Los nuevos túneles de Faneque están calados y abrirán en 2022

Las dos bocas del tubo del lado tierra ya están unidas. El Gobierno canario prevé abrir el tramo y cerrar el paso por la GC-200 «en 2022»

Jesús Quesada
JESÚS QUESADA Las Palmas de Gran Canaria

Las obras de construcción de la segunda fase de la nueva carretera de acceso a La Aldea de San Nicolás completaron ayer el calado del segundo de los dos túneles de Faneque, los más largos de la vía proyectada entre El Risco y Agaete y los llamados a reemplazar el tramo más peligroso, por los desprendimientos, de la actual carretera GC-200.

El calado culminado ayer, y celebrado por los trabajadores, permitirá agilizar el acondicionamiento y finalización de la doble galería que atraviesa el macizo de Faneque «con el objetivo de abrir al tráfico este paso subterráneo durante el año 2022», señala una nota de la Consejería de Obras Públicas del Gobierno de Canarias sobre la fecha de puesta en servicio.

De los dos tubos de Faneque, el túnel 4 de los 9 previstos, el del lado mar (calado hace tres semanas) tiene una longitud de 2.020 metros y acogerá el tráfico en sentido Agaete-La Aldea. El del lado tierra mide 2.100 metros, es el que se caló ayer y albergará la circulación en sentido La Aldea-Agaete.

Tras el calado del tubo empieza la excavación en mina en esta boca del túnel de Faneque, que incluye trabajos de sostenimiento del terreno a base de gunitado. Posteriormente se ampliará la excavación del suelo hasta alcanzar los 8 metros de alto que tendrá definitivamente cuando entre en servicio.

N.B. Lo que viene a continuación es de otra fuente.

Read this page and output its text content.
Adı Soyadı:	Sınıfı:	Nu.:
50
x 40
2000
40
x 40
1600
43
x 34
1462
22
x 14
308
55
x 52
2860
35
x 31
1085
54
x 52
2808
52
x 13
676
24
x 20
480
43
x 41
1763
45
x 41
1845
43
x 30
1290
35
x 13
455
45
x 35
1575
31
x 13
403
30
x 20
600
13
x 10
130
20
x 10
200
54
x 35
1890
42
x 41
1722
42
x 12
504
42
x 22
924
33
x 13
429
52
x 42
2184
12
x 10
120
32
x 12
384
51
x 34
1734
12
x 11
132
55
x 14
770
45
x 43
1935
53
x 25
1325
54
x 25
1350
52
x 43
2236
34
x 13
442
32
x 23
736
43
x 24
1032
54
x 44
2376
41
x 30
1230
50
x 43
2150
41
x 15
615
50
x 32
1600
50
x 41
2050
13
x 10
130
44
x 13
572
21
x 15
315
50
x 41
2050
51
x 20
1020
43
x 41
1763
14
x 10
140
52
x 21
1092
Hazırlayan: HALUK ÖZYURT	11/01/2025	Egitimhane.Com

Al cale de las dos bocas del túnel de Faneque le preceden el del túnel 3, llamado de Guguillo y de 604 metros, que fue el primero en mayo de este mismo año; el del tubo del lado mar de Faneque; y el del túnel 7, junto al barranco de Guayedra, que se caló hace 10 días.

Para perforar los tramos subterráneos de la nueva carretera se emplean voladuras con un novedoso explosivo a base de emulsión y medios mecánicos, que ha multiplicado el avance de las perforaciones.

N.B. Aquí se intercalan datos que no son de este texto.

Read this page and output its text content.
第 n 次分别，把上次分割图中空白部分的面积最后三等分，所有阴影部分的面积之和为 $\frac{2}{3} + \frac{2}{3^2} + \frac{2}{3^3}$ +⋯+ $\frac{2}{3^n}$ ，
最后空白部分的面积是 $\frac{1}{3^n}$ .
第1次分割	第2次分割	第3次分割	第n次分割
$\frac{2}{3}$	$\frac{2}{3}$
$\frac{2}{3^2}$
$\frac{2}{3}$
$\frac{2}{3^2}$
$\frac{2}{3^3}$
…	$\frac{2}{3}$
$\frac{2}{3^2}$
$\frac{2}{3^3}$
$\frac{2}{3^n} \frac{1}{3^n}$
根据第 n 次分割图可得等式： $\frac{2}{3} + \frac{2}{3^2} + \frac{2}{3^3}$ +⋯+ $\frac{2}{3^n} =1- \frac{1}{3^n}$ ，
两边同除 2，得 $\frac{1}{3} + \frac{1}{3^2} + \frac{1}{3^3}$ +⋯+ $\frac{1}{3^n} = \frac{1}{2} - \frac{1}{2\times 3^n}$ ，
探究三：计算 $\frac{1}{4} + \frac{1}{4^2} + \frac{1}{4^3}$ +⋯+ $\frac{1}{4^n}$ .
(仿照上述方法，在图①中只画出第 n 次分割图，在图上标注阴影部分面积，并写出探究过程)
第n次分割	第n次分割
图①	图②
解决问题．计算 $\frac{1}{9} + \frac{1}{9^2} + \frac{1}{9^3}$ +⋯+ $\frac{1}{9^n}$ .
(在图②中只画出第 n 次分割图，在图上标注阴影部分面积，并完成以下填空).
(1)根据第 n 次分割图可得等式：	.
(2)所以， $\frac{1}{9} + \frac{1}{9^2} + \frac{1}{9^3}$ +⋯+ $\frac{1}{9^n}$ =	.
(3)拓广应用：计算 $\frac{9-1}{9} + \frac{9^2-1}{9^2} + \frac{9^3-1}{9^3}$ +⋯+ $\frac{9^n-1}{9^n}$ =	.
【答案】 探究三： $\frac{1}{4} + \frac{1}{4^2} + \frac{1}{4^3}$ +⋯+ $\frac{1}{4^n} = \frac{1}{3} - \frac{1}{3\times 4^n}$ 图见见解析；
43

La adjudicataria despliega actualmente un equipo de trabajadores y maquinaria que cubre las 24 horas del día en varios turnos y que ahora realiza, en su mayoría, tareas de perforación en los túneles 6 y 9.

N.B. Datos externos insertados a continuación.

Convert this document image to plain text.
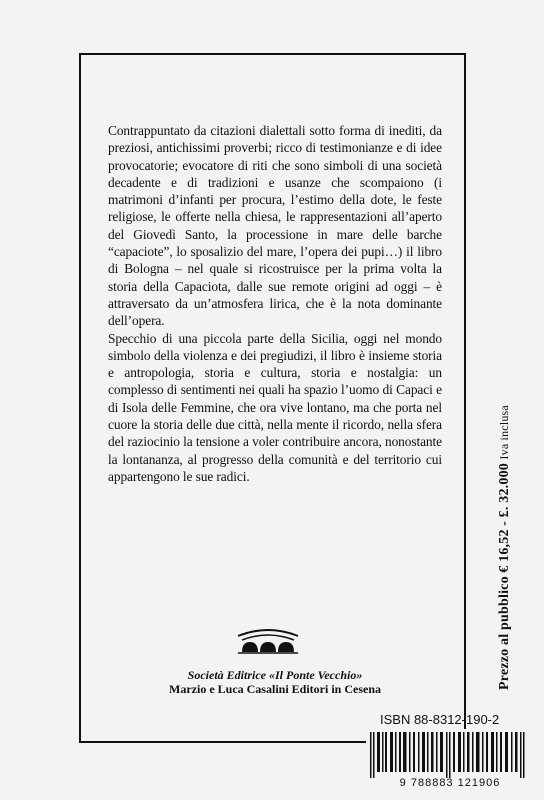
Contrappuntato da citazioni dialettali sotto forma di inediti, da preziosi, antichissimi proverbi; ricco di testimonianze e di idee provocatorie; evocatore di riti che sono simboli di una società decadente e di tradizioni e usanze che scompaiono (i matrimoni d’infanti per procura, l’estimo della dote, le feste religiose, le offerte nella chiesa, le rappresentazioni all’aperto del Giovedì Santo, la processione in mare delle barche “capaciote”, lo sposalizio del mare, l’opera dei pupi…) il libro di Bologna – nel quale si ricostruisce per la prima volta la storia della Capaciota, dalle sue remote origini ad oggi – è attraversato da un’atmosfera lirica, che è la nota dominante dell’opera.

Specchio di una piccola parte della Sicilia, oggi nel mondo simbolo della violenza e dei pregiudizi, il libro è insieme storia e antropologia, storia e cultura, storia e nostalgia: un complesso di sentimenti nei quali ha spazio l’uomo di Capaci e di Isola delle Femmine, che ora vive lontano, ma che porta nel cuore la storia delle due città, nella mente il ricordo, nella sfera del raziocinio la tensione a voler contribuire ancora, nonostante la lontananza, al progresso della comunità e del territorio cui appartengono le sue radici.

Prezzo al pubblico € 16,52 - £. 32.000 Iva inclusa
Società Editrice «Il Ponte Vecchio»
Marzio e Luca Casalini Editori in Cesena
ISBN 88-8312-190-2
9 788883 121906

La creación de la segunda fase de la nueva carretera de La Aldea se adjudicó con un presupuesto de 152,36 millones de euros y un plazo de ejecución de 65 meses, tiene un trazado de 8,5 kilómetros y será una vía rápida con una velocidad específica de 80 kilómetros/hora. Es una sucesión de túneles y viaductos que atraviesan una accidentada orografía hasta conectar con la primera fase, el tramo El Risco-La Aldea que está abierto desde el año 2017.

La obra es de una gran complejidad porque el 70% del nuevo recorrido discurre en subterráneo por los ocho túneles del tramo, que también tiene dos viaductos y tres enlaces.